One form of vocalization has been described in words as a "soft djt sound that is rapid and given in a descending twitter."

==Distribution and habitat==

The mangrove hummingbird is sedentary. It is found only on the Pacific coast of Costa Rica. It inhabits large stands of tea mangrove Pelliciera rhizophorae and sometimes adjacent terrestrial second growth. Its distribution is not continuous.

==Behavior==

===Feeding===
The mangrove hummingbird forages for nectar, primarily at mangrove flowers. It has also been observed feeding at Inga, Heliconia, and Maripa in a terrestrial forest clearing near mangroves. In addition to nectar it feeds on insects.

===Breeding===
The mangrove hummingbird's breeding season spans from October to February.
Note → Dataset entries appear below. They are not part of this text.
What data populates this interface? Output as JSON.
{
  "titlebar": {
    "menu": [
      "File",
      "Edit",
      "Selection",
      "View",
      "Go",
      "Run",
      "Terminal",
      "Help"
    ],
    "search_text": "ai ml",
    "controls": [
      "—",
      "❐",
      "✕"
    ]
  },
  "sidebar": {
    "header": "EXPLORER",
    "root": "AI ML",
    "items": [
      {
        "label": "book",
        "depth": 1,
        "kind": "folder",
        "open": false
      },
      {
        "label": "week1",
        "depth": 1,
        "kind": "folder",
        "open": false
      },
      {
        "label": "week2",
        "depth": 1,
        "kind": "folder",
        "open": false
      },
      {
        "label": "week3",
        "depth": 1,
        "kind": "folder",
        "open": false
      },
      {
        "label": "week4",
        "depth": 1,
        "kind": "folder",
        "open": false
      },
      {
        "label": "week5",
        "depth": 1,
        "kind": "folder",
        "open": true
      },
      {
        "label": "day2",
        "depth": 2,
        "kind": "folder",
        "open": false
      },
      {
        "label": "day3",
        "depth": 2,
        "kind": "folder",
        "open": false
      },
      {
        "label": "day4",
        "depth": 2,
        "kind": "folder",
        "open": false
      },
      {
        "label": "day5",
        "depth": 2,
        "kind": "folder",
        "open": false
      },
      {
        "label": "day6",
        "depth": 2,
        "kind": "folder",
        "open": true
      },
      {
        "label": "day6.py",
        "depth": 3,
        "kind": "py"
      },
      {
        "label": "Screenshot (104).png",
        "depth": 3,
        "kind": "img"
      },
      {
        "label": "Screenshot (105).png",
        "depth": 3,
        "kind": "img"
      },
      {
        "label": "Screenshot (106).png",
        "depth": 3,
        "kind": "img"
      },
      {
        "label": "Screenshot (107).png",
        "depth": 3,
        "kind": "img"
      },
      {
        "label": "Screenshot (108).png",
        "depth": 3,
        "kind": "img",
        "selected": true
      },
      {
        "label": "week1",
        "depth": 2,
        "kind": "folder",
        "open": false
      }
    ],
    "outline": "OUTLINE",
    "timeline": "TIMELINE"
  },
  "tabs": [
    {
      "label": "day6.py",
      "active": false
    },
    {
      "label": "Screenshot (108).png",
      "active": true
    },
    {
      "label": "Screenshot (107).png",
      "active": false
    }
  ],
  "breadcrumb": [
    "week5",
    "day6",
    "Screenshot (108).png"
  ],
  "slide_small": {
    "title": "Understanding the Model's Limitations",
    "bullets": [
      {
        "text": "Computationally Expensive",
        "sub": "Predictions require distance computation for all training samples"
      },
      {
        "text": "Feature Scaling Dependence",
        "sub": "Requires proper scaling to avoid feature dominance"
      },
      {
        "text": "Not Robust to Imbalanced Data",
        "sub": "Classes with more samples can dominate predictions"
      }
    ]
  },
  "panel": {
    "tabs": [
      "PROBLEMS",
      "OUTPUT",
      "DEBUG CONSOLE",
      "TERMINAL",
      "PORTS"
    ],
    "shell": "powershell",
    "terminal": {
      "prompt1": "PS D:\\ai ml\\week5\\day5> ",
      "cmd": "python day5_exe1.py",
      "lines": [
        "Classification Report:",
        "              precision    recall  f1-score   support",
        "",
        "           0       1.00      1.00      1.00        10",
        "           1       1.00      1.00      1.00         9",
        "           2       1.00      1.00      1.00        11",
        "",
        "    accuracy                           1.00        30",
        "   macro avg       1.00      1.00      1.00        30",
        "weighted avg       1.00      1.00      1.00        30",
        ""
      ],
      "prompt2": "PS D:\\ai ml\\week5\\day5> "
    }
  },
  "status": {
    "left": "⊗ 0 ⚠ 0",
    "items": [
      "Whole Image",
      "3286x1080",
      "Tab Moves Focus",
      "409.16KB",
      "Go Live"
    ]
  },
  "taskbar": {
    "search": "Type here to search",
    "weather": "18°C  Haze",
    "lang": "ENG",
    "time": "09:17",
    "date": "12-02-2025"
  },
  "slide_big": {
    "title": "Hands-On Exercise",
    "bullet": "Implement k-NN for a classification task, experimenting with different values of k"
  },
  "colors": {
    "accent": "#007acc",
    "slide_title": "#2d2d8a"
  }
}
It builds a cup nest of balsa (Ochroma pyramidale) floss and other soft plant fibers bound with spiderweb and with lichens on the outside. It is usually placed on a mangrove twig between 1 and 4 m above the water. The female incubates the clutch of two eggs, but the incubation period and time to fledging are not known.

==Status==
The IUCN originally assessed the mangrove hummingbird as Threatened, then in 1994 as Vulnerable, and since 2000 as Endangered. It has a restricted range and habitat requirements. Its estimated population of between 1500 and 7000 mature individuals is believed to be decreasing. Its mangrove habitat is continuing to be destroyed for salt evaporation, shrimp farming, charcoal production, and human habitation. Though cutting mangroves is illegal in Costa Rica, the law is widely ignored. Road and dike construction has affected some areas by altering their hydrology. Pollution, especially from Puntarenas on the Golfo de Nicoya, has also degraded mangrove stands. The species' habitat is protected in a few small reserves.